When she arrived, her agent Russ Bowen, council leader, said he would be happy with a one vote win. Well 1,500 was rather more comfortable than that.

And the reality is, those people who switched to the Tories due to Brexit may come back to Labour in five years.

But they may not and the Conservatives will now look at Warrington North as a winnable seat.

National disappointment for the Liberal Democrats was mirrored locally.

Ryan Bate put in a lot of work and impressed in the debates.

Indeed four members of a Radio 4 hustings audience all thought he won that debate - but none said they would vote for him.

Warrington Guardian:

Ryan Bate, right

And that remains the biggest challenge for the party.

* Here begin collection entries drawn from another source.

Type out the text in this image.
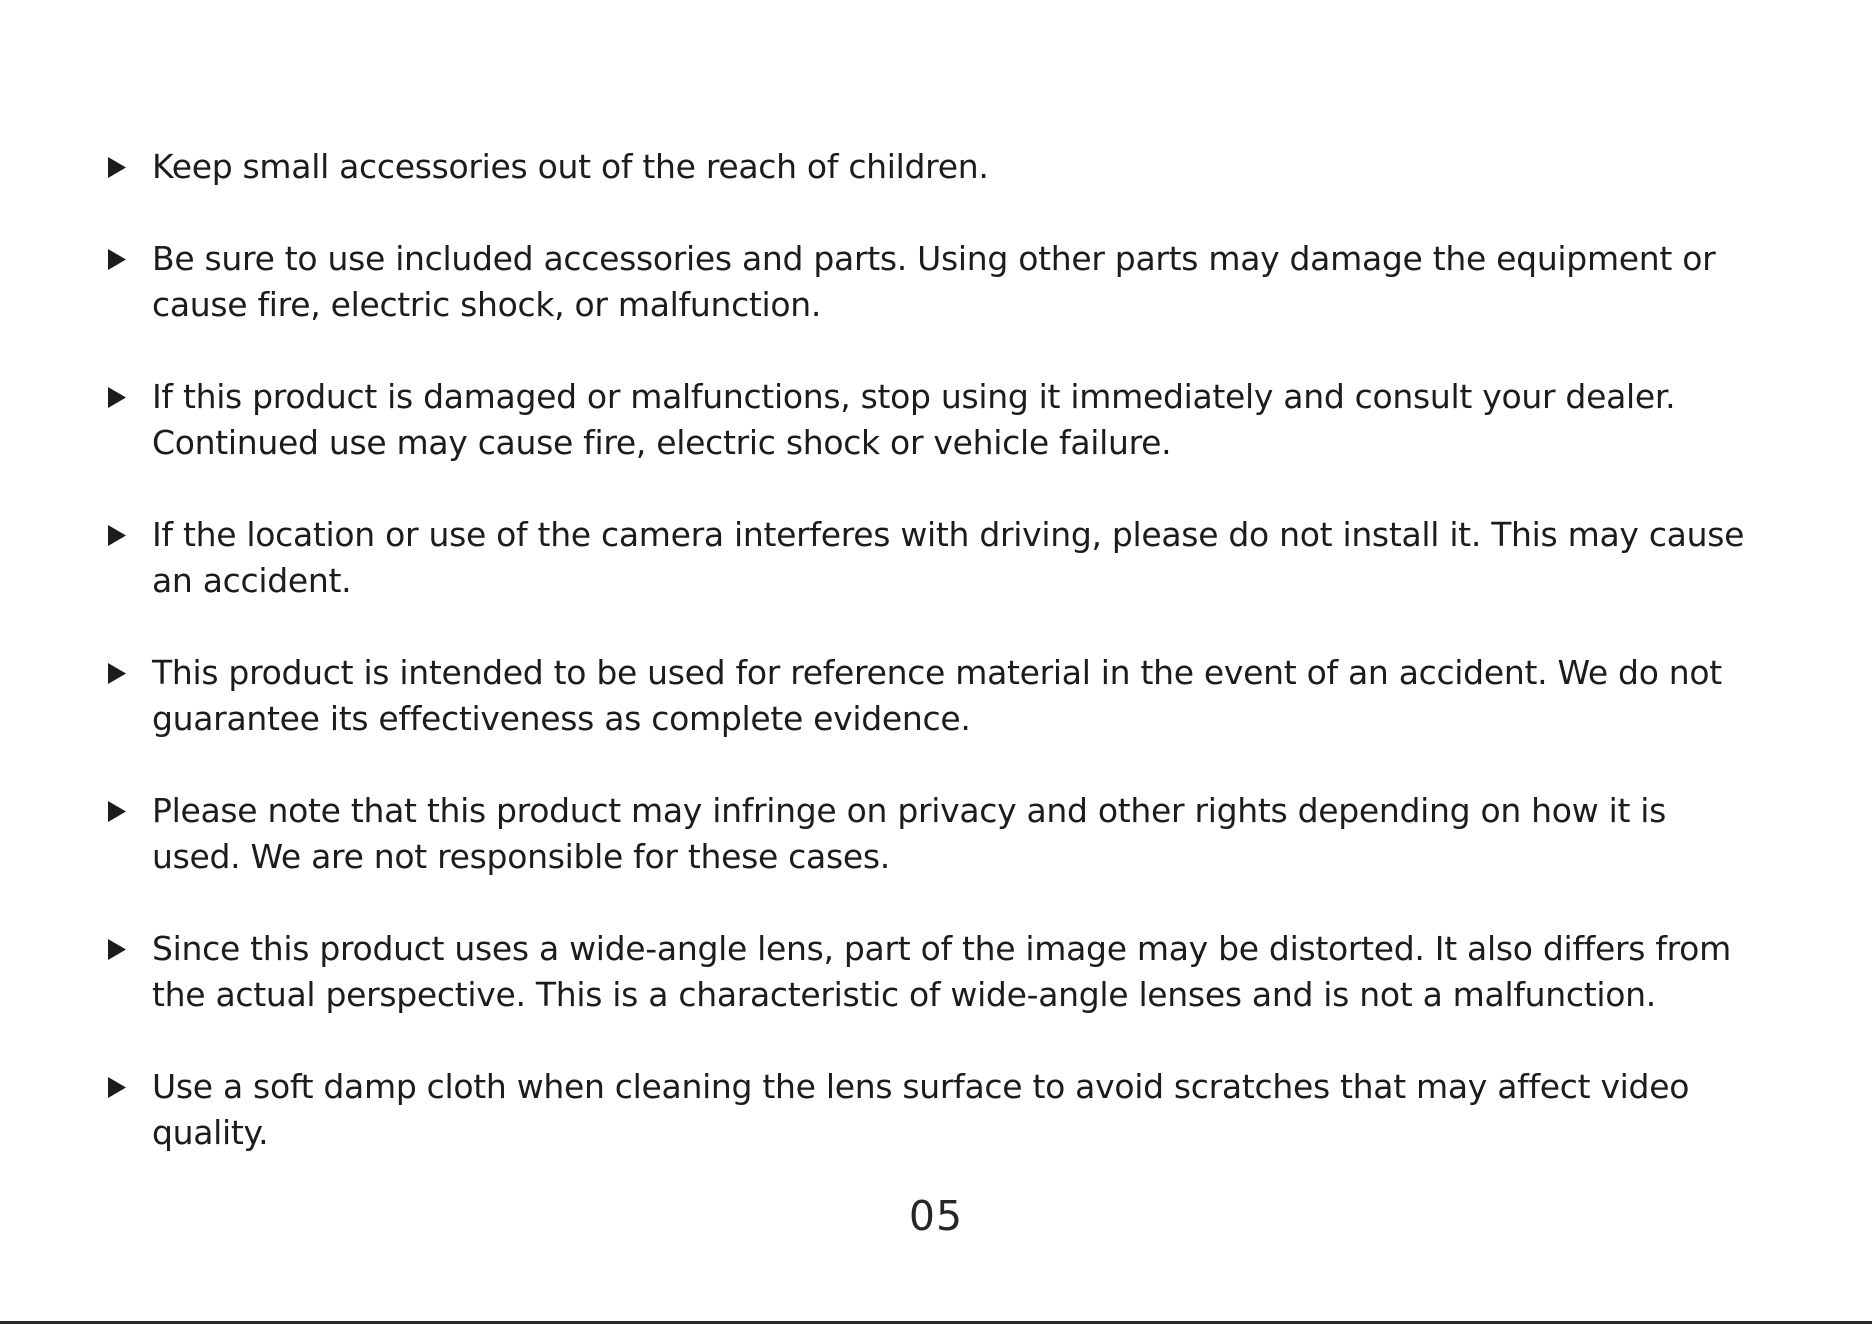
Keep small accessories out of the reach of children.
Be sure to use included accessories and parts. Using other parts may damage the equipment or
cause fire, electric shock, or malfunction.
If this product is damaged or malfunctions, stop using it immediately and consult your dealer.
Continued use may cause fire, electric shock or vehicle failure.
If the location or use of the camera interferes with driving, please do not install it. This may cause
an accident.
This product is intended to be used for reference material in the event of an accident. We do not
guarantee its effectiveness as complete evidence.
Please note that this product may infringe on privacy and other rights depending on how it is
used. We are not responsible for these cases.
Since this product uses a wide-angle lens, part of the image may be distorted. It also differs from
the actual perspective. This is a characteristic of wide-angle lenses and is not a malfunction.
Use a soft damp cloth when cleaning the lens surface to avoid scratches that may affect video
quality.
05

Translating goodwill into crosses on a ballot paper.

Sources say the Lib Dems were almost wiped out in Appleton - a place where they will again expect to win all three councillors in the local elections for the Town Hall next year.

The party cannot get people to think they can win at the general election.

And in a knife edge vote such as this one, people seemed to have gone back to what they know.

Meanwhile The Greens, Brexit Party and SDP were all squeezed as the two main parties dominated.

So what happens next?

Well in May we have the local elections.

And for the Conservatives, the question is can they translate national success to seats at the Town Hall?

Remarkably for a town where more people voted Conservative than Labour at yesterday's General Election, the Tories only have once councillor - in Lymm.

Labour has 43 and enjoys a whacking majority.

Tory officials were talking bullishly about how getting Brexit done by the spring could help bring that local success.

But as was shown in Appleton, all too often that vote either fails to turn up at the polling station or goes to the Liberal Democrats in the local elections.

And the Lib Dems will be aiming to improve on their 11 seats.

For Labour, it is inconceivable to think it could lose control of the Town Hall.

But it was probably also unthinkable for them to lose Leigh or Workington in a General Election.

So there will be more than one or two Labour councillors looking nervously over their shoulders when we all vote again in May.